40 years of madness.
The numbers tell the story.
We analyzed every NCAA Men's Basketball Tournament game from 1985–2024 (2,456 games) to measure how often each final-score digit hits — and what that means for your square on the board.
Basketball Digits Are Almost Flat
Unlike football where 0, 3, 4, and 7 dominate because of field goals and touchdowns, basketball scoring in 2s and 3s (plus free throws) produces a remarkably even distribution. The most common digit (3, at 10.6%) is barely ahead of the least common (7, at 9.3%). If every digit were perfectly equal, each would be 10.0%.
So where's the real edge? It's not about individual digits — it's about the diagonal.
The Diagonal Tax
In a squares pool, each cell on the board is its own bet. You own "Home ends in 3, Away ends in 7" — and someone else owns "Home 7, Away 3." They can't swap. So why are diagonal cells (where both teams share a digit) consistently the worst?
It comes down to scoring margins. For both teams to end on the same last digit, the final point difference must end in zero — think 10-point wins, 20-point blowouts, or 30-point routs. Since basketball games can't end in ties, and most competitive games finish with margins of 1 through 9, same-digit outcomes are naturally suppressed. The data bears it out: diagonal cells average about 25–30% lower probability than off-diagonal cells.

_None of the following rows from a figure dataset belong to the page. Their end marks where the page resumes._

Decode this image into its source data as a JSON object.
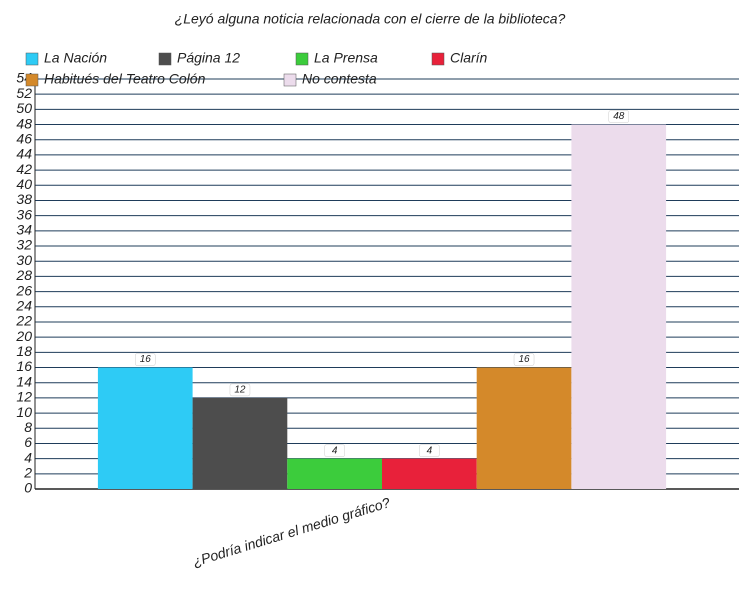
{
  "chart_data": {
    "type": "bar",
    "title": "¿Leyó alguna noticia relacionada con el cierre de la biblioteca?",
    "categories": [
      "¿Podría indicar el medio gráfico?"
    ],
    "series": [
      {
        "name": "La Nación",
        "color": "#2ecbf5",
        "values": [
          16
        ]
      },
      {
        "name": "Página 12",
        "color": "#4d4d4d",
        "values": [
          12
        ]
      },
      {
        "name": "La Prensa",
        "color": "#3ccc3c",
        "values": [
          4
        ]
      },
      {
        "name": "Clarín",
        "color": "#e8213a",
        "values": [
          4
        ]
      },
      {
        "name": "Habitués del Teatro Colón",
        "color": "#d4892a",
        "values": [
          16
        ]
      },
      {
        "name": "No contesta",
        "color": "#ecdcec",
        "values": [
          48
        ]
      }
    ],
    "ylim": [
      0,
      54
    ],
    "yticks": [
      0,
      2,
      4,
      6,
      8,
      10,
      12,
      14,
      16,
      18,
      20,
      22,
      24,
      26,
      28,
      30,
      32,
      34,
      36,
      38,
      40,
      42,
      44,
      46,
      48,
      50,
      52,
      54
    ],
    "grid": true
  }
}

| 0 | 1 | 2 | 3 | 4 | 5 | 6 | 7 | 8 | 9 | |
|---|---|---|---|---|---|---|---|---|---|---|
| 0 | 0.8 | 0.9 | 1.3 | 1.0 | 0.9 | 1.1 | 0.8 | 1.0 | 0.9 | 0.9 |
| 1 | 0.9 | 0.8 | 0.8 | 1.1 | 1.4 | 0.8 | 1.0 | 0.9 | 1.2 | 1.0 |
| 2 | 1.3 | 0.8 | 0.9 | 1.0 | 1.0 | 1.3 | 1.1 | 0.8 | 1.3 | 1.0 |
| 3 | 1.0 | 1.1 | 1.0 | 0.9 | 1.0 | 1.2 | 1.2 | 1.2 | 1.0 | 1.0 |
| 4 | 0.9 | 1.4 | 1.0 | 1.0 | 0.8 | 0.9 | 1.1 | 0.9 | 0.8 | 1.0 |
| 5 | 1.1 | 0.8 | 1.3 | 1.2 | 0.9 | 0.7 | 1.0 | 1.1 | 1.1 | 1.2 |
| 6 | 0.8 | 1.0 | 1.1 | 1.2 | 1.1 | 1.0 | 0.7 | 0.8 | 1.1 | 0.8 |
| 7 | 1.0 | 0.9 | 0.8 | 1.2 | 0.9 | 1.1 | 0.8 | 0.5 | 0.9 | 1.1 |
| 8 | 0.9 | 1.2 | 1.3 | 1.0 | 0.8 | 1.1 | 1.1 | 0.9 | 1.0 | 1.1 |
| 9 | 0.9 | 1.0 | 1.0 | 1.0 | 1.0 | 1.2 | 0.8 | 1.1 | 1.1 | 0.6 |
Best & Worst Squares
What 2,456 Games Taught Us
Data sourced from every NCAA Men's Basketball Tournament game from 1985 through 2024 — 2,456 games total. For each game, we record the last digit of each team's final score. The heatmap shows the per-cell probability: "if you own exactly this square, how often does it hit?" All 100 cells sum to 100%.
Source: march-madness-games-csv (GitHub) · Analysis: ZapSquares IQ
Frequently Asked Questions
What are the best numbers for March Madness squares?
Based on 2,456 tournament games, the best individual square is [1-4] at 1.39%. That means if you own that exact cell, roughly 1 in 72 games hits for you. Other strong squares include [2-8] at 1.34%, [0-2] at 1.28%, and [2-5] at 1.26%.
What are the worst numbers for March Madness squares?
The worst square is [7-7] at just 0.45% — roughly 1 in 222 games. Four of the five worst squares are diagonal (same digit both teams). The lone off-diagonal in the bottom 5 is [6-9] at 0.76%.
Why are same-number squares worse?
Scoring margins. For both teams to end on the same digit, the margin must end in 0 (10-point win, 20-point blowout, etc.). Since basketball games can't end in ties and most competitive games have single-digit margins, same-digit endings are naturally less common — about 25–30% less likely on average.
Are basketball squares different from football squares?
Very different. In football, digits 0, 3, 4, and 7 dominate because touchdowns (6+1) and field goals (3) create predictable patterns. Basketball scoring — 2s, 3s, and free throws — produces a much flatter distribution where no single digit has a major advantage.